This whitepaper is for historical reference only. Some content might be outdated and some links might not be available.
Multitenancy on Amazon Redshift
Amazon Redshift introduces additional twists to factor into your multitenant thinking. Amazon Redshift focuses on building high-performance clusters to house large-scale data warehouses. Amazon Redshift also places some limits on the constructs that you can create within each cluster.
You can imagine how these limits influence the scale and performance that is delivered to Amazon Redshift. You can also see how these limits can impact your approach to multitenancy with Amazon Redshift. If you are targeting a modest tenant count, these limits might have little influence on your solution. However, if you’re targeting a large number of tenants, you’d need to factor these limits into your overall strategy.
The following sections highlight the strategies that are commonly used to realize each multitenant storage model on Amazon Redshift.
Silo model
Achieving a true, silo model isolation of tenants on Amazon Redshift requires you to provision separate clusters for each tenant. Via clusters, you can create the well-defined boundary between tenants that is commonly required to assure customers that their data is successfully isolated from cross-tenant access. This approach best leverages the natural security mechanisms in Amazon RedShift, so you can control and restrict tenant access to a cluster using a combination of IAM policies and database privileges. IAM controls overall cluster management, and the database privileges are used to control access to data within the cluster.
The silo model gives you the opportunity to create a tuned experience for each tenant. With Amazon Redshift, you can configure the number and type of nodes in your cluster, so that you can create environments that target the load profile of each individual tenant. You can also use this as a strategy for optimizing costs.
The challenge of this model, as we’ve seen with other silo models, is that each tenant’s cluster must be provisioned as part of the onboarding process. Automating this process and absorbing the extra time and overhead associated with the provisioning process adds a layer of complexity to your deployment footprint. It also has some impact on the speed with which a new tenant can be allocated.
Bridge model
The bridge model does not have a natural mapping on Amazon Redshift. Technically, you could create separate schemas for each tenant. However, you would likely run into issues with the Amazon Redshift limit of 256 schemas. In environments with any significant number of tenants, this simply doesn’t scale. Security is also a challenge for Amazon Redshift in the bridge model. When you are authorized as a user of an Amazon Redshift cluster, you are granted access to all the databases within that cluster. This pushes the responsibility for enforcing finer-grained access controls to your SaaS application.

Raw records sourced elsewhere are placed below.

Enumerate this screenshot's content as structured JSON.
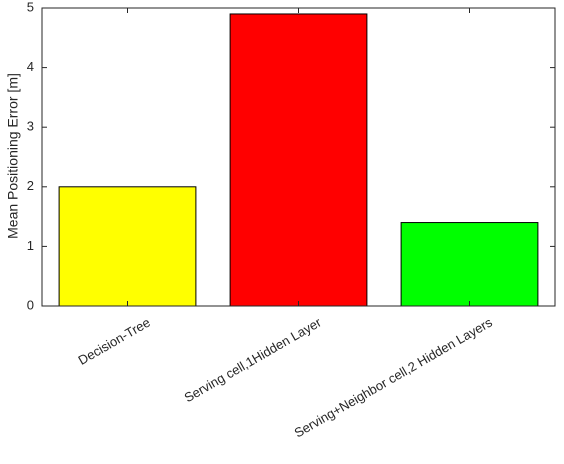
{
  "chart_data": {
    "type": "bar",
    "ylabel": "Mean  Positioning Error [m]",
    "categories": [
      "Decision-Tree",
      "Serving cell,1Hidden Layer",
      "Serving+Neighbor cell,2 Hidden Layers"
    ],
    "values": [
      2.0,
      4.9,
      1.4
    ],
    "colors": [
      "#ffff00",
      "#ff0000",
      "#00ff00"
    ],
    "ylim": [
      0,
      5
    ],
    "yticks": [
      0,
      1,
      2,
      3,
      4,
      5
    ],
    "grid": false
  }
}
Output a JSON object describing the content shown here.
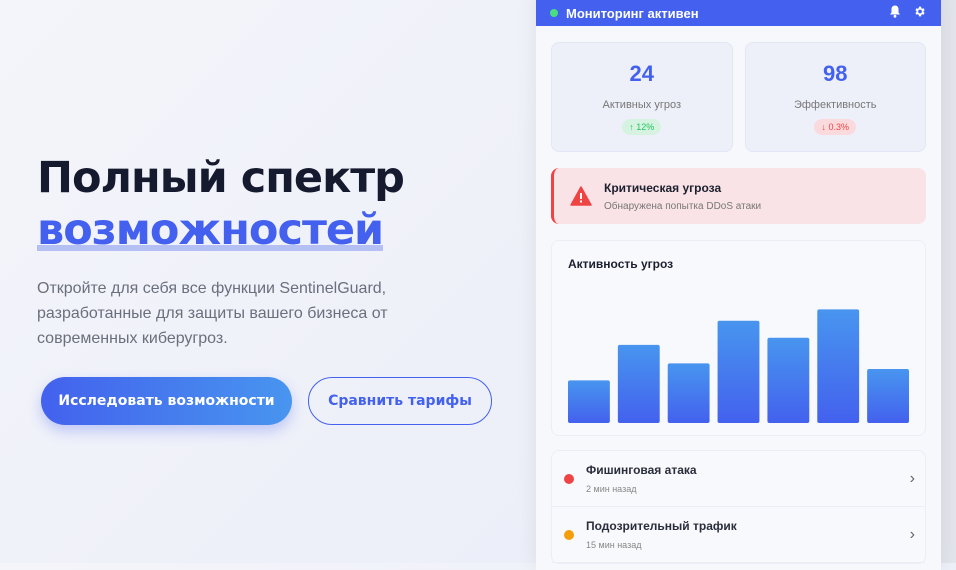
{
  "hero": {
    "title_line1": "Полный спектр",
    "title_line2": "возможностей",
    "description": "Откройте для себя все функции SentinelGuard, разработанные для защиты вашего бизнеса от современных киберугроз.",
    "primary_button": "Исследовать возможности",
    "secondary_button": "Сравнить тарифы"
  },
  "panel": {
    "header": {
      "title": "Мониторинг активен",
      "status_color": "#4ade80",
      "icons": [
        "bell-icon",
        "gear-icon"
      ]
    },
    "stats": [
      {
        "value": "24",
        "label": "Активных угроз",
        "change": "12%",
        "direction": "up"
      },
      {
        "value": "98",
        "label": "Эффективность",
        "change": "0.3%",
        "direction": "down"
      }
    ],
    "alert": {
      "title": "Критическая угроза",
      "subtitle": "Обнаружена попытка DDoS атаки",
      "icon": "warning-icon",
      "color": "#ef4444"
    },
    "chart": {
      "title": "Активность угроз"
    },
    "events": [
      {
        "title": "Фишинговая атака",
        "time": "2 мин назад",
        "color": "#ef4444"
      },
      {
        "title": "Подозрительный трафик",
        "time": "15 мин назад",
        "color": "#f59e0b"
      }
    ]
  },
  "chart_data": {
    "type": "bar",
    "title": "Активность угроз",
    "values": [
      30,
      55,
      42,
      72,
      60,
      80,
      38
    ],
    "ylim": [
      0,
      100
    ],
    "grid": false,
    "colors": [
      "#4895ef",
      "#4361ee"
    ]
  },
  "colors": {
    "accent": "#4361ee"
  }
}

Given the motives for the bridge model and these technical considerations, it seems impractical for most SaaS providers to consider using this approach on Amazon Redshift. Even if the limits are manageable for your solution, the isolation profile is likely unacceptable to your customers. Ultimately, the best answer is to simply use the silo model for any tenant that requires isolation.
Pool model
Building the pool model on Amazon Redshift looks very much like the other storage models we’ve discussed. The basic idea is to store data for all tenants in a single Amazon Redshift cluster with shared databases and tables. In this approach, the data for tenants is partitioned via the introduction of a column that represents a unique tenant identifier.
This approach gives most of the goodness that we saw with the other pool models. Certainly the overall management, monitoring, and agility are improved by housing all of the tenant data in a single Amazon Redshift cluster.
The limit on concurrent connections is the area that adds a degree of difficulty to implementing the pool model on Amazon Redshift. With an upper limit of 500 concurrent connections, many multitenant SaaS environments can quickly exceed this limit. This doesn’t eliminate the pool model from contention. Instead, it pushes more responsibility to the SaaS developer to put an effective strategy in place to manage how and when these connections are consumed and released.
There are some common ways to address connection management. Developers often leverage client-based caching to limit their need for actual connections to Amazon Redshift. Connection pooling can also be applied in this model. Developers need to select a strategy that ensures that the data access patterns of their application can be met effectively without exceeding the Amazon Redshift connection limit.
Adopting the pool model also means keeping your eye on the typical issues that come up any time you’re operating in a shared infrastructure. The security of your data, for example, requires some application-level policies to limit cross-tenant access. Also, you likely need to continually tune and refine the performance of your environment to prevent any one tenant from degrading the experience of others.